There’s lots of good advice out there about combatting the Covid-19 disease as it continues to ramp up around the world. Official figures at the time of writing are ten million infected and half a million dead; the true figures are almost certainly far higher than that. But those numbers are rising daily – who knows where we’ll be this time next year.
There have been successes in eliminating human diseases in the past, smallpox in 1977, and polio (close to extinction but still persisting at low levels in Afghanistan and Pakistan). In both cases, progress was achieved by use of vaccines that provide lifetime immunity.
Is this possible for the SARS-CoV-2 virus that causes Covid-19? The simple answer is that we don’t know; many vaccine candidates are being developed, but it will be some time before we find out how effective they will be, nor do we yet know how long immunity might last.
A vaccine would help, but we do have some other ways to attempt eradication. Countries like New Zealand, South Korea, and Vietnam might give us a clue. By determined and sustained action the virus can be confined and eliminated so that only importing it from an external source can bring it back; we have seen this happen several times.

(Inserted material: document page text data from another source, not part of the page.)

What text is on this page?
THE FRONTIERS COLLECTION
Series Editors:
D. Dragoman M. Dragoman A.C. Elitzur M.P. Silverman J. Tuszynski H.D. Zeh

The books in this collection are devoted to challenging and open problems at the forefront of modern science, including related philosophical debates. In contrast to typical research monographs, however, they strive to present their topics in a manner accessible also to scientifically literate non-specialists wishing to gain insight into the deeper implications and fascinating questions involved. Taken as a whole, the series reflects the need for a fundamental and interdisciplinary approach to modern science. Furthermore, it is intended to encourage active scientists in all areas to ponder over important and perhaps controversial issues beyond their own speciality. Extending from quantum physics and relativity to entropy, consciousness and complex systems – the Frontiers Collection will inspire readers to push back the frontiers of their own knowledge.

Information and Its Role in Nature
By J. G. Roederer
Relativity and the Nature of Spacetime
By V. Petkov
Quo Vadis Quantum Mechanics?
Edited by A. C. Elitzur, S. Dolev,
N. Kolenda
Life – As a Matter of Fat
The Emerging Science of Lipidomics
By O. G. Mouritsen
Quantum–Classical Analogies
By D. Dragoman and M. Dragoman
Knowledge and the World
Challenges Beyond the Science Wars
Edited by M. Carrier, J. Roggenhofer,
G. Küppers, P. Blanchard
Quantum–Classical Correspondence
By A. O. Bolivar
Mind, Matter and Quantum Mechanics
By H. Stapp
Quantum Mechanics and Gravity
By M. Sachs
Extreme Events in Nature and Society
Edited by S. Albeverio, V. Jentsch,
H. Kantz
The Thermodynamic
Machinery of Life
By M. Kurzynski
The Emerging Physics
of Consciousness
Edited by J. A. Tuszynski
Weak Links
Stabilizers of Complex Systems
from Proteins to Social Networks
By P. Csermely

So here’s a strategy that is worth considering
- Use restrictions on movement and contact to reduce the size of the infection in a defined area. This has been done many times already in areas from whole nations to small districts. We know it works.
- Test and trace while cautiously lifting restrictions, re-imposing them quickly wherever there is a local resurgence.
- Once the defined area is free of virus, allow life to return to normal except for travel into the area. Use strict quarantine measures to contain new imports.
- When two or more adjacent areas achieve step 3, their common borders can be opened.
Such a strategy has the potential to rid larger and larger parts of the globe of Covid. Would it be easy to do? No, it would be hard work, costly and it would demand constant vigilence as well as coordination by a body like the World Health Organisation. And we won’t know if its possible unless we make the attempt. Would it be worth it? Almost certainly if we can get something like this agreed internationally and adequately funded. Less wealthy nations with limited health care resources would need monetary and practical help along the way. The economic costs of eradication would be very large, but the ongoing annual costs of living with Covid-19 will be larger still.
Maybe it’s too early to start a Covid-19 eradication programme, but it’s certainly time to begin conversations about one.